31 de agosto de 2010

Ego sum qui sum


Tu que me vês daí, aqui sentado sobre a esbatida, húmida e dura areia, molhado, torrefeito pelo teu Sol. Contemplo-te sem perguntas porque não as há, não as pode haver: no-las deste sem a hipótese de no-las responder. Há perguntas. Mas uma pergunta só é válida quando a resposta não é de natureza írrita, impossível. 

Existes na minha cabeça porque te penso. Eu existo como se me tivesses pensado.
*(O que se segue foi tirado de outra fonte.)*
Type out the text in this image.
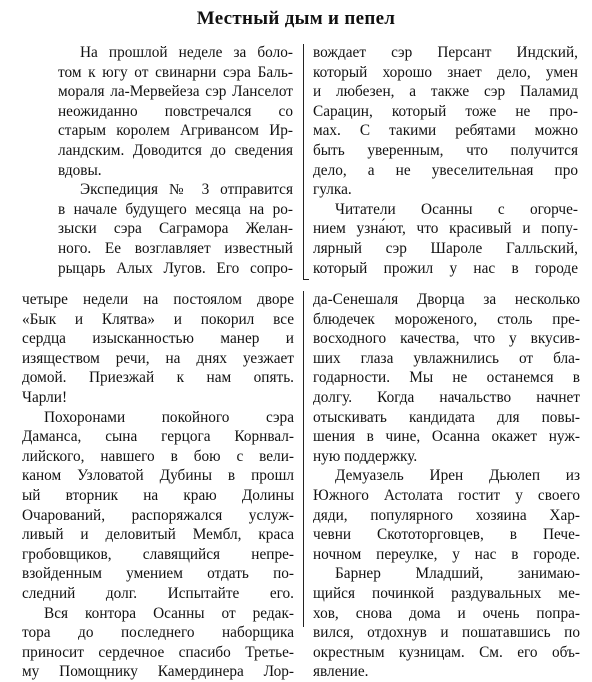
Местный дым и пепел
На прошлой неделе за боло-
том к югу от свинарни сэра Баль-
мораля ла-Мервейеза сэр Ланселот
неожиданно повстречался со
старым королем Агривансом Ир-
ландским. Доводится до сведения
вдовы.
Экспедиция № 3 отправится
в начале будущего месяца на ро-
зыски сэра Саграмора Желан-
ного. Ее возглавляет известный
рыцарь Алых Лугов. Его сопро-
вождает сэр Персант Индский,
который хорошо знает дело, умен
и любезен, а также сэр Паламид
Сарацин, который тоже не про-
мах. С такими ребятами можно
быть уверенным, что получится
дело, а не увеселительная про
гулка.
Читатели Осанны с огорче-
нием узна́ют, что красивый и попу-
лярный сэр Шароле Галльский,
который прожил у нас в городе
четыре недели на постоялом дворе
«Бык и Клятва» и покорил все
сердца изысканностью манер и
изяществом речи, на днях уезжает
домой. Приезжай к нам опять.
Чарли!
Похоронами покойного сэра
Даманса, сына герцога Корнвал-
лийского, навшего в бою с вели-
каном Узловатой Дубины в прошл
ый вторник на краю Долины
Очарований, распоряжался услуж-
ливый и деловитый Мембл, краса
гробовщиков, славящийся непре-
взойденным умением отдать по-
следний долг. Испытайте его.
Вся контора Осанны от редак-
тора до последнего наборщика
приносит сердечное спасибо Третье-
му Помощнику Камердинера Лор-
да-Сенешаля Дворца за несколько
блюдечек мороженого, столь пре-
восходного качества, что у вкусив-
ших глаза увлажнились от бла-
годарности. Мы не останемся в
долгу. Когда начальство начнет
отыскивать кандидата для повы-
шения в чине, Осанна окажет нуж-
ную поддержку.
Демуазель Ирен Дьюлеп из
Южного Астолата гостит у своего
дяди, популярного хозяина Хар-
чевни Скототорговцев, в Пече-
ночном переулке, у нас в городе.
Барнер Младший, занимаю-
щийся починкой раздувальных ме-
хов, снова дома и очень попра-
вился, отдохнув и пошатавшись по
окрестным кузницам. См. его объ-
явление.
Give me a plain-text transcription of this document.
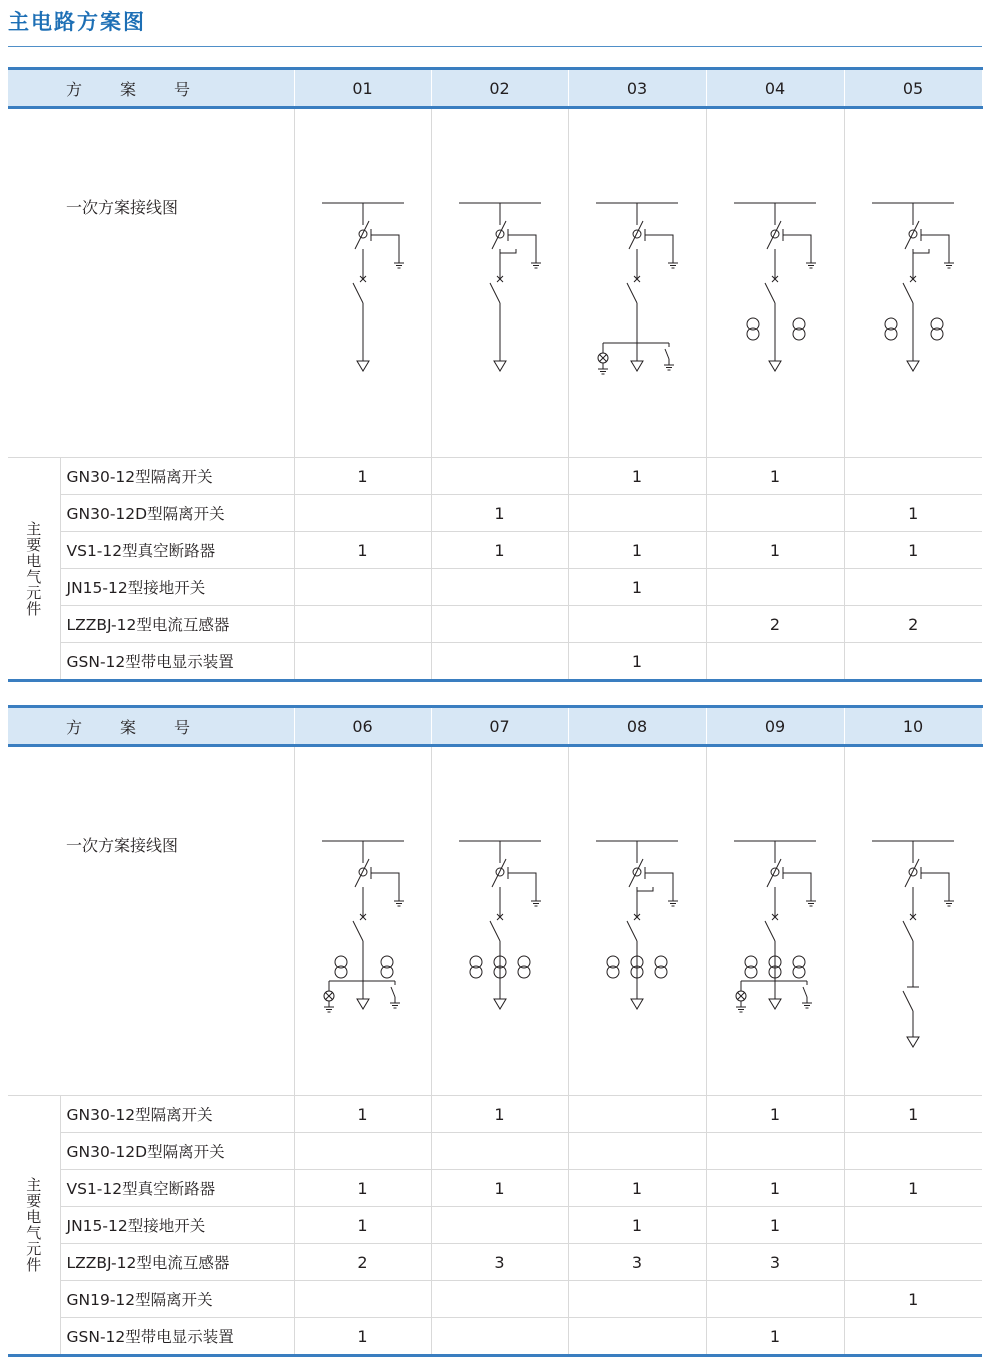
主电路方案图
方 案 号		01	02	03	04	05
一次方案接线图	

主要电气元件	GN30-12型隔离开关	1		1	1	
	GN30-12D型隔离开关		1			1
	VS1-12型真空断路器	1	1	1	1	1
	JN15-12型接地开关			1		
	LZZBJ-12型电流互感器				2	2
	GSN-12型带电显示装置			1		
方 案 号		06	07	08	09	10
一次方案接线图	

主要电气元件	GN30-12型隔离开关	1	1		1	1
	GN30-12D型隔离开关					
	VS1-12型真空断路器	1	1	1	1	1
	JN15-12型接地开关	1		1	1	
	LZZBJ-12型电流互感器	2	3	3	3	
	GN19-12型隔离开关					1
	GSN-12型带电显示装置	1			1	
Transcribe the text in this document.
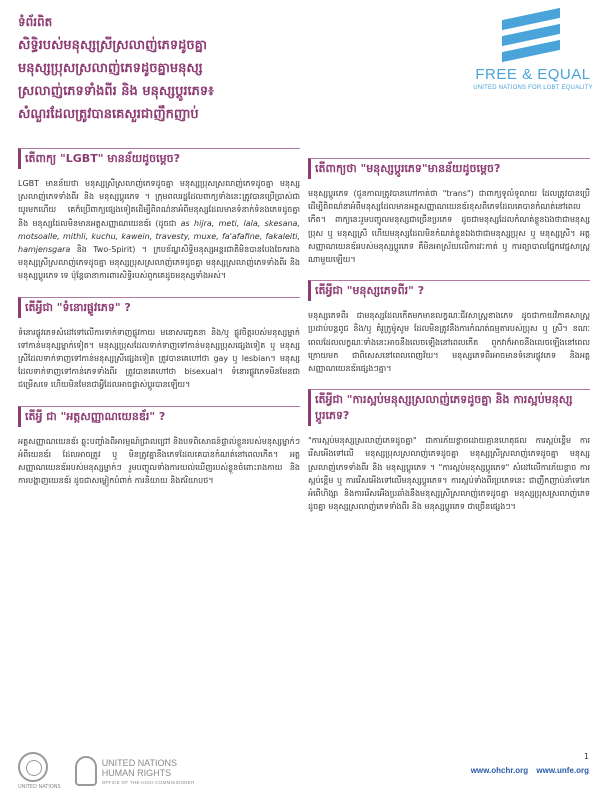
ទំព័រពិត
សិទ្ធិរបស់មនុស្សស្រីស្រលាញ់ភេទដូចគ្នា
មនុស្សប្រុសស្រលាញ់ភេទដូចគ្នាមនុស្ស
ស្រលាញ់ភេទទាំងពីរ និង មនុស្សប្ដូរភេទ៖
សំណួរដែលត្រូវបានគេសួរជាញឹកញាប់
FREE & EQUAL
UNITED NATIONS FOR LGBT EQUALITY
តើពាក្យ "LGBT" មានន័យដូចម្ដេច?
LGBT មានន័យថា មនុស្សស្រីស្រលាញ់ភេទដូចគ្នា មនុស្សប្រុសស្រលាញ់ភេទដូចគ្នា មនុស្សស្រលាញ់ភេទទាំងពីរ និង មនុស្សប្ដូរភេទ ។ ក្រុមពលរដ្ឋដែលពាក្យទាំងនេះត្រូវបានប្រើប្រាស់ជាយូរមកហើយ គេក៏ប្រើពាក្យផ្សេងទៀតដើម្បីពិពណ៌នាអំពីមនុស្សដែលមានទំនាក់ទំនងភេទដូចគ្នា និង មនុស្សដែលមិនមានអត្តសញ្ញាណយេនឌ័រ (ដូចជា as hijra, meti, lala, skesana, motsoalle, mithli, kuchu, kawein, travesty, muxe, fa'afafine, fakaleiti, hamjensgara និង Two-Spirit) ។ ក្របខ័ណ្ឌសិទ្ធិមនុស្សអន្តរជាតិមិនបានបែងចែករវាងមនុស្សស្រីស្រលាញ់ភេទដូចគ្នា មនុស្សប្រុសស្រលាញ់ភេទដូចគ្នា មនុស្សស្រលាញ់ភេទទាំងពីរ និង មនុស្សប្ដូរភេទ ទេ ប៉ុន្តែធានាការពារសិទ្ធិរបស់ពួកគេដូចមនុស្សទាំងអស់។
តើអ្វីជា "ទំនោរផ្លូវភេទ" ?
ទំនោរផ្លូវភេទសំដៅទៅលើការទាក់ទាញផ្លូវកាយ មនោសញ្ចេតនា និង/ឬ ផ្លូវចិត្តរបស់មនុស្សម្នាក់ទៅកាន់មនុស្សម្នាក់ទៀត។ មនុស្សប្រុសដែលទាក់ទាញទៅកាន់មនុស្សប្រុសផ្សេងទៀត ឬ មនុស្សស្រីដែលទាក់ទាញទៅកាន់មនុស្សស្រីផ្សេងទៀត ត្រូវបានគេហៅថា gay ឬ lesbian។ មនុស្សដែលទាក់ទាញទៅកាន់ភេទទាំងពីរ ត្រូវបានគេហៅថា bisexual។ ទំនោរផ្លូវភេទមិនមែនជាជម្រើសទេ ហើយមិនមែនជាអ្វីដែលអាចផ្លាស់ប្ដូរបានឡើយ។
តើអ្វី ជា "អត្តសញ្ញាណយេនឌ័រ" ?
អត្តសញ្ញាណយេនឌ័រ ឆ្លុះបញ្ចាំងពីអារម្មណ៍ជ្រាលជ្រៅ និងបទពិសោធន៍ផ្ទាល់ខ្លួនរបស់មនុស្សម្នាក់ៗអំពីយេនឌ័រ ដែលអាចត្រូវ ឬ មិនត្រូវគ្នានឹងភេទដែលគេបានកំណត់នៅពេលកើត។ អត្តសញ្ញាណយេនឌ័ររបស់មនុស្សម្នាក់ៗ រួមបញ្ចូលទាំងការយល់ឃើញរបស់ខ្លួនចំពោះរាងកាយ និងការបង្ហាញយេនឌ័រ ដូចជាសម្លៀកបំពាក់ ការនិយាយ និងឥរិយាបថ។
តើពាក្យថា "មនុស្សប្ដូរភេទ"មានន័យដូចម្ដេច?
មនុស្សប្ដូរភេទ (ជួនកាលត្រូវបានហៅកាត់ថា "trans") ជាពាក្យទូលំទូលាយ ដែលត្រូវបានប្រើ ដើម្បីពិពណ៌នាអំពីមនុស្សដែលមានអត្តសញ្ញាណយេនឌ័រខុសពីភេទដែលគេបានកំណត់នៅពេលកើត។ ពាក្យនេះរួមបញ្ចូលមនុស្សជាច្រើនប្រភេទ ដូចជាមនុស្សដែលកំណត់ខ្លួនឯងថាជាមនុស្សប្រុស ឬ មនុស្សស្រី ហើយមនុស្សដែលមិនកំណត់ខ្លួនឯងថាជាមនុស្សប្រុស ឬ មនុស្សស្រី។ អត្តសញ្ញាណយេនឌ័ររបស់មនុស្សប្ដូរភេទ គឺមិនអាស្រ័យលើការវះកាត់ ឬ ការព្យាបាលផ្នែកវេជ្ជសាស្ត្រណាមួយឡើយ។
តើអ្វីជា "មនុស្សភេទពីរ" ?
មនុស្សភេទពីរ ជាមនុស្សដែលកើតមកមានលក្ខណៈជីវសាស្ត្រខាងភេទ ដូចជាកាយវិភាគសាស្ត្រ ប្រដាប់បន្តពូជ និង/ឬ គំរូក្រូម៉ូសូម ដែលមិនត្រូវនឹងការកំណត់ធម្មតារបស់ប្រុស ឬ ស្រី។ ខណៈពេលដែលលក្ខណៈទាំងនេះអាចនឹងលេចឡើងនៅពេលកើត ពួកវាក៏អាចនឹងលេចឡើងនៅពេលក្រោយមក ជាពិសេសនៅពេលពេញវ័យ។ មនុស្សភេទពីរអាចមានទំនោរផ្លូវភេទ និងអត្តសញ្ញាណយេនឌ័រផ្សេងៗគ្នា។
តើអ្វីជា "ការស្អប់មនុស្សស្រលាញ់ភេទដូចគ្នា និង ការស្អប់មនុស្សប្ដូរភេទ?
"ការស្អប់មនុស្សស្រលាញ់ភេទដូចគ្នា" ជាការភ័យខ្លាចដោយគ្មានហេតុផល ការស្អប់ខ្ពើម ការរើសអើងទៅលើ មនុស្សប្រុសស្រលាញ់ភេទដូចគ្នា មនុស្សស្រីស្រលាញ់ភេទដូចគ្នា មនុស្សស្រលាញ់ភេទទាំងពីរ និង មនុស្សប្ដូរភេទ ។ "ការស្អប់មនុស្សប្ដូរភេទ" សំដៅលើការភ័យខ្លាច ការស្អប់ខ្ពើម ឬ ការរើសអើងទៅលើមនុស្សប្ដូរភេទ។ ការស្អប់ទាំងពីរប្រភេទនេះ ជាញឹកញាប់នាំទៅរកអំពើហិង្សា និងការរើសអើងប្រឆាំងនឹងមនុស្សស្រីស្រលាញ់ភេទដូចគ្នា មនុស្សប្រុសស្រលាញ់ភេទដូចគ្នា មនុស្សស្រលាញ់ភេទទាំងពីរ និង មនុស្សប្ដូរភេទ ជាច្រើនផ្សេងៗ។
UNITED NATIONS
UNITED NATIONS
HUMAN RIGHTS
OFFICE OF THE HIGH COMMISSIONER
1
www.ohchr.org www.unfe.org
Porém parece-me que não te sei como tu a mim. Contudo ainda, imagino que me dizes: «Tens-me frente aos olhos e insistes em não me ver.»

Entendo-te sem te compreender (se bem que às vezes te compreenda mas te não entenda). Mas eu percebo que não me possas falar. Eu percebo que não hajas o que dizer. Também eu não falo contigo mas Comigo sobre ti. 

Tu — és um mágico que me encanta, e não és senão o Encanto que desse mágico emana.

21 de agosto de 2010

(s/ título)


Caminhava pelo passeio que beirava uma estrada preta e onde, sentado no lancil, um pequeno chorava.

«Por que choras?» 
Olhou-me rosto molhado. 
«Por causa da confusão.» 
«Que confusão?» 
«Se a pudesse dizer não era confusão.» 
Continuou a verter lágrimas e eu prossegui passeio fora. 

(Há que saber abandonar).

11 de agosto de 2010

Sou de facto o Diabo


Sou o eterno Diferente, o eterno Adiado, o Supérfluo do Abismo. Fiquei fora da Criação. Sou o Deus dos mundos que foram antes do Mundo - os reis de Edom que reinaram mal antes de Israel. A minha presença neste universo é a de quem não foi convidado. Trago comigo memórias de coisas que não chegaram a ser mas que estiveram para ser.